A Guestbook Strategy Gone Terribly Wrong
I stumbled on an agent’s website today where the agent employed not one, but two, registration forms. I wasn’t especially surprised to see one because her particular website vendor is notorious for pushing these worthless forms for “lead generation.” I clicked on “Find A Home” and proceeded to fake my way through the form. What did I find on the other side? Listings from another state! Can you imagine being the Florida consumer who just gave up valuable contact information on this Florida branded website to get listings from two states away? That would not be one happy camper.
This was bad enough, but for grins, I tried out her “Our Featured Listings” button and encountered the second registration form. Wait a minute! Why do I have to register again? Didn’t I just go through this exercise? How annoying is that going to be to your prospective client? And why, oh why, would anybody put a registration form over his or her own listings? That limits exposure for your listing client. And, if a consumer is interested in your listings, you’re in the deal in any event. Is this some lame attempt to grab both sides of the deal? That probably isn’t going to happen with this now totally annoyed consumer.
Now I don’t want to hear from anybody who is going to defend their guestbook because they get a couple of leads from it. Even if you have good, solid, relevant listings information behind your guestbook, you’re still going to lose more and more visitors as consumers become increasingly sophisticated and either click off your site or fake their way through your form. Jump off that sinking ship while there is still time.
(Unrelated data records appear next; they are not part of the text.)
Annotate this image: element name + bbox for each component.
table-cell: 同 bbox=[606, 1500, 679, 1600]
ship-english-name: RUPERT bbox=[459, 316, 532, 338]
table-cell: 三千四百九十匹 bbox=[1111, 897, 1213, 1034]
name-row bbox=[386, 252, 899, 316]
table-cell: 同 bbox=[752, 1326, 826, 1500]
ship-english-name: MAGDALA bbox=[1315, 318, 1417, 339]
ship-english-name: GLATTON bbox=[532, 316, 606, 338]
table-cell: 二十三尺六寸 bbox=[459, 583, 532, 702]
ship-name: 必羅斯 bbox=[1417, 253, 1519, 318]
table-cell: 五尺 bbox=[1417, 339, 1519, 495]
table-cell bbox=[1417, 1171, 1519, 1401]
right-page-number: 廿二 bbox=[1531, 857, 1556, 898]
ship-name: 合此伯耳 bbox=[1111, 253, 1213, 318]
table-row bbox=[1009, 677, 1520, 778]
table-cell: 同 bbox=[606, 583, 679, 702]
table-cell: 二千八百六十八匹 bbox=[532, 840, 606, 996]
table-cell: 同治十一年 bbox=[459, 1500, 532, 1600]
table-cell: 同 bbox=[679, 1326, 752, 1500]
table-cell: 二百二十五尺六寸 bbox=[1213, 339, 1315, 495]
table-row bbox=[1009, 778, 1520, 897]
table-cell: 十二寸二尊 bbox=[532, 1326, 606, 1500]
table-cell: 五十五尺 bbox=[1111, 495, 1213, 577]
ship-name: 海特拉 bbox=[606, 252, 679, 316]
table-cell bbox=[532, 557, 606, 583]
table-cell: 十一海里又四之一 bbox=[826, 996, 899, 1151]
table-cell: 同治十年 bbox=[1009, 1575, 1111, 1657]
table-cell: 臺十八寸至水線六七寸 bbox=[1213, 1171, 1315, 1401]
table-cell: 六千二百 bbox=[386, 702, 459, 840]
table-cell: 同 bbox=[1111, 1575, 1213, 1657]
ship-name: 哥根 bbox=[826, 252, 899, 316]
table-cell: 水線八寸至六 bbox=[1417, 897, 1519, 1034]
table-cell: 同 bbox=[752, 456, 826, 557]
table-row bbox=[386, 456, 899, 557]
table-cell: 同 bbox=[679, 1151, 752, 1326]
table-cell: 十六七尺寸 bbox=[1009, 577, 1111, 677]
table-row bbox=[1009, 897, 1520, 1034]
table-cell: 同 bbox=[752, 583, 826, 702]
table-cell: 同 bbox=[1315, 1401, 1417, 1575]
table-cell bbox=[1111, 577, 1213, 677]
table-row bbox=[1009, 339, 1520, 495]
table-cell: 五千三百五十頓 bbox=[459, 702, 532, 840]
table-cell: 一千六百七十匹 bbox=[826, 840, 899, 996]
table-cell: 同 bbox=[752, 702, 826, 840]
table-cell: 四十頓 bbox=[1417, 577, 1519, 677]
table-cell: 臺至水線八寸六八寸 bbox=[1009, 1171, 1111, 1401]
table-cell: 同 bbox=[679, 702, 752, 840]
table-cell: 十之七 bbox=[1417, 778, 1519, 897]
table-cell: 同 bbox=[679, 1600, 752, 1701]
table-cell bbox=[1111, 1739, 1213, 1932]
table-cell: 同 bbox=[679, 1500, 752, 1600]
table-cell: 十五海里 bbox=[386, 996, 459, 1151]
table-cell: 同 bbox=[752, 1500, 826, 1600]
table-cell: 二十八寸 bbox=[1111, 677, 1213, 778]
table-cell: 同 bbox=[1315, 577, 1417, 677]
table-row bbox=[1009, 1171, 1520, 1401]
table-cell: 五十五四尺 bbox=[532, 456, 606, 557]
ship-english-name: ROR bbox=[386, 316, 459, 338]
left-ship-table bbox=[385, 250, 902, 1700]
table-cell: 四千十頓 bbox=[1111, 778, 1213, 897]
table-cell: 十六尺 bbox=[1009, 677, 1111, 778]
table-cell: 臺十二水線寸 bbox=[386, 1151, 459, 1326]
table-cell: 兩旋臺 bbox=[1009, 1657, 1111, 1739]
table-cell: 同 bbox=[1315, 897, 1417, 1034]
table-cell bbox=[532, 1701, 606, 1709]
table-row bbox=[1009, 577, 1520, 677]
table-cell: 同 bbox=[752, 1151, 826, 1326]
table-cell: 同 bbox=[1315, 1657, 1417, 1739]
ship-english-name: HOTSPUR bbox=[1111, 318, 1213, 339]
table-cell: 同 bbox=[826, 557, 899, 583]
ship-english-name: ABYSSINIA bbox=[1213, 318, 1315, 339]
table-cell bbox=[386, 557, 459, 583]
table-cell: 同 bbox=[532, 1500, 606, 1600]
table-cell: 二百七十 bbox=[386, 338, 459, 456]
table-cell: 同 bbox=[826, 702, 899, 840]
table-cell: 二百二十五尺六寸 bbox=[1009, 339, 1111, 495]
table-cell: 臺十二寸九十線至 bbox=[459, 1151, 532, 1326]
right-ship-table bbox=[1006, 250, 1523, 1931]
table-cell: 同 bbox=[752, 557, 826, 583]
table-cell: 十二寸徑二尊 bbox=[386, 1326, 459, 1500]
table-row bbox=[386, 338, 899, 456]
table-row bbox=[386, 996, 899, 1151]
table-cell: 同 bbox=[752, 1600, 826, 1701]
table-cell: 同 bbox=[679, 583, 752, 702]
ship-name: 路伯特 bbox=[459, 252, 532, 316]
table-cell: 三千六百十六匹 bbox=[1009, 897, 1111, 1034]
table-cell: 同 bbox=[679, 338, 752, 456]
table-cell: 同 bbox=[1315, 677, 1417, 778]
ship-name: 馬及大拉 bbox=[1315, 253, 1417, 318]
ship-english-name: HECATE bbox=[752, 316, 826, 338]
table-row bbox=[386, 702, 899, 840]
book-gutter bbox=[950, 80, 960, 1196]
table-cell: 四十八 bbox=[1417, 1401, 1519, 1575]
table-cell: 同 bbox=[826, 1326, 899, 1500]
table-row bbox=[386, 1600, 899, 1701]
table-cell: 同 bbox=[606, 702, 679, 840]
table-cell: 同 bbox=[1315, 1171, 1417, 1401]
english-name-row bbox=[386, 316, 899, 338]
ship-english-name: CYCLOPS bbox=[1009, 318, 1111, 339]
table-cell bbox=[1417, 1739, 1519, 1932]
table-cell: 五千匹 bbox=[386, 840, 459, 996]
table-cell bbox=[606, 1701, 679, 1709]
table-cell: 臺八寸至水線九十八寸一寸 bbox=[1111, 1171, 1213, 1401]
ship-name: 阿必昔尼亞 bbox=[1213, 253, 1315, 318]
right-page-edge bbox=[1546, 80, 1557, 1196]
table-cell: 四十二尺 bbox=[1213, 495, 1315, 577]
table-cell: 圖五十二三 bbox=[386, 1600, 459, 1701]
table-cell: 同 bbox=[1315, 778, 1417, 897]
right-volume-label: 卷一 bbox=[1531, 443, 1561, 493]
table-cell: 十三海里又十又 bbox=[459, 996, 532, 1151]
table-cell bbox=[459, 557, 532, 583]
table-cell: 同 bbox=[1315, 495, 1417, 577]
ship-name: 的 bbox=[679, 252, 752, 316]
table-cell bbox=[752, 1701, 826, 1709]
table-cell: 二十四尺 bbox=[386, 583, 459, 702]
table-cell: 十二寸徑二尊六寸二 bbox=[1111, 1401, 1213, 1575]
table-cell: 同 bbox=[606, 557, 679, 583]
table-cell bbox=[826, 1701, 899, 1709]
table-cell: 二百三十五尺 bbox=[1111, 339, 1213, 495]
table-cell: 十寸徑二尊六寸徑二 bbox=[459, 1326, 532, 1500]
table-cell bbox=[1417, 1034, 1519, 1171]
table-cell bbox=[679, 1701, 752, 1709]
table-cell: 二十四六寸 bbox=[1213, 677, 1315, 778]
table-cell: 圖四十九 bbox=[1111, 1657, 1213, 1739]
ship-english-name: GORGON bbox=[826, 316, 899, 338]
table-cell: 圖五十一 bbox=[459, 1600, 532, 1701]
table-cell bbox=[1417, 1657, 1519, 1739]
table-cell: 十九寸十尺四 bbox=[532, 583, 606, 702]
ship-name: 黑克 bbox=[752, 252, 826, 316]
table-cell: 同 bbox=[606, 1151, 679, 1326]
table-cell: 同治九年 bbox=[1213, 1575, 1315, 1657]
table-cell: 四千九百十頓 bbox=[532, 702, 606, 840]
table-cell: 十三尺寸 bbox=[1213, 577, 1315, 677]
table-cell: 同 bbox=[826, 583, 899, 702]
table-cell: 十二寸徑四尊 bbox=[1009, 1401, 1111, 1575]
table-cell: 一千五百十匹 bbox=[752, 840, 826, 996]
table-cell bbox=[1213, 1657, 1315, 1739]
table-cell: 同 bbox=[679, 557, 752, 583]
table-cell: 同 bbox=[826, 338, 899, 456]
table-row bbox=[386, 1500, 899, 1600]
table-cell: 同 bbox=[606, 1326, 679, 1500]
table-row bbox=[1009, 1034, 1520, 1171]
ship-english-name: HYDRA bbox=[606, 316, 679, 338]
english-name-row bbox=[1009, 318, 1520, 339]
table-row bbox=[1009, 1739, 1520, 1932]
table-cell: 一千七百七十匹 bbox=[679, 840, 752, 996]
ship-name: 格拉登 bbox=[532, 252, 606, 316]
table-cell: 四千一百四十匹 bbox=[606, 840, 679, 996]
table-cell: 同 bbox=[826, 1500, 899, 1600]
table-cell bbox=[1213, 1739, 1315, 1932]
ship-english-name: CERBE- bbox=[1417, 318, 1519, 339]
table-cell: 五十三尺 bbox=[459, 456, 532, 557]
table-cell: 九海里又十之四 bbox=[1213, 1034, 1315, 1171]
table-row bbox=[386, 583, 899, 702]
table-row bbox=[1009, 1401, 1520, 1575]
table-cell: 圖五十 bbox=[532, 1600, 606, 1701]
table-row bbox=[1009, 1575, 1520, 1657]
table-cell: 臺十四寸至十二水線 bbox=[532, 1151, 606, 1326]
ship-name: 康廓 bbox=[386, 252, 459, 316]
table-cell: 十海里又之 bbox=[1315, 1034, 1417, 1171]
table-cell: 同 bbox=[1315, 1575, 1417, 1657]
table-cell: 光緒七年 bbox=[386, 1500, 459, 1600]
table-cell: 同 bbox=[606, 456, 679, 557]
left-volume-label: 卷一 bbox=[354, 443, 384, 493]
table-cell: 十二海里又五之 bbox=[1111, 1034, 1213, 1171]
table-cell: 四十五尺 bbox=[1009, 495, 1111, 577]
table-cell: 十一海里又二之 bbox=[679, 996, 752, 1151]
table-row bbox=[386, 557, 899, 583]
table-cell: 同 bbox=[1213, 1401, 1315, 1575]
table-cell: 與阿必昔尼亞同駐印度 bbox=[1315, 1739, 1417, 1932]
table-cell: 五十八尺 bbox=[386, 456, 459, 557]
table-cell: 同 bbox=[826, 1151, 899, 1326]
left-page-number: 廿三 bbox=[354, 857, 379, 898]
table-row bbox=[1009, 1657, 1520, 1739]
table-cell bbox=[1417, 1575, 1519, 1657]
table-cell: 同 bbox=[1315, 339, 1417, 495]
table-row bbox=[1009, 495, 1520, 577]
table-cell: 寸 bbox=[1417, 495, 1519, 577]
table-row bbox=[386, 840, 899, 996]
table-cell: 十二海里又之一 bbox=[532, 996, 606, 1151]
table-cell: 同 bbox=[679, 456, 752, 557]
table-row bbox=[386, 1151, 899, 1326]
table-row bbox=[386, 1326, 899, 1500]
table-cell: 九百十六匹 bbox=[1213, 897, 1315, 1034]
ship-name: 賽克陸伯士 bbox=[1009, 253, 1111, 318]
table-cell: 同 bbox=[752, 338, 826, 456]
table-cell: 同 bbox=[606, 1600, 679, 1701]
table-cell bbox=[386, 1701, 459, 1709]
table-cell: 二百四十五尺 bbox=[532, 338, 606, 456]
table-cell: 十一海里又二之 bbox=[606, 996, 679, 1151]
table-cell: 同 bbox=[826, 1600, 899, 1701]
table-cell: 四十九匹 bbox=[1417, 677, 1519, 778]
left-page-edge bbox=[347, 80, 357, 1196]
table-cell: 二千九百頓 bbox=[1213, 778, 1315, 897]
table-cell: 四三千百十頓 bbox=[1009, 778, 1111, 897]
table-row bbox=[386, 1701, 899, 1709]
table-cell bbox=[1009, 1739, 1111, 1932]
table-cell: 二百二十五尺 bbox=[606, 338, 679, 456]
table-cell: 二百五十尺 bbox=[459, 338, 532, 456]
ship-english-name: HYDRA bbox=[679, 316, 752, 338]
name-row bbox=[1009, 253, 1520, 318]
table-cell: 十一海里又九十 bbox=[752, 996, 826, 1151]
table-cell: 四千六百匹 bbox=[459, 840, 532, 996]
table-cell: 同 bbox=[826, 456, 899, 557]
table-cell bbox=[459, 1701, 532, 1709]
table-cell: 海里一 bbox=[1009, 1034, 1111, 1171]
What To Do Instead Of Ineffective Guestbooks
Fortunately for realtors, there is a better solution. Your stock in trade (listings) is reducible to database format and you can leverage this database to do the marketing dance with online consumers. You don’t even have to create the database. Your MLS has already done it with its NAR-mandated IDX program. Show visitors listings. Show them a lot of listings. It shouldn’t matter to you. This is an automated process.
Only after you’ve provided value in the form of lots of listings, do you even start to think about asking for something in return, but guess what? A good IDX solution can help you here, too. Invite your visitor to save specific listings of interest on a private page, or register to get daily new listing updates by email or see the complete address of a listing. All of these equate to extra value and consumers will be much more likely to give up legitimate contact information once you’ve already provided value and are dangling added value. Daily new listing updates by email are a particularly strong incentive to give you a valid email address.
This strategy requires a sophisticated IDX solution, but lucky for you these solutions are not expensive. Yes, they cost slightly more than free, which is what your MLS might charge for their IDX solution, but how much are you willing to pay for legitimate leads that you can actually use to grow your business? Sophisticated IDX solutions like the one described here will run agents about $40/month. I don’t know about you, but my Starbucks budget is twice that per month. I’d give up a few lattes to grow my business. How about you?
Do you know somebody that is still using a guestbook? Be a swell** person and send them a link to this post!
To your unlimited online marketing success!
** Yes, I’ve been watching Mad Men on AMC and highly recommend it!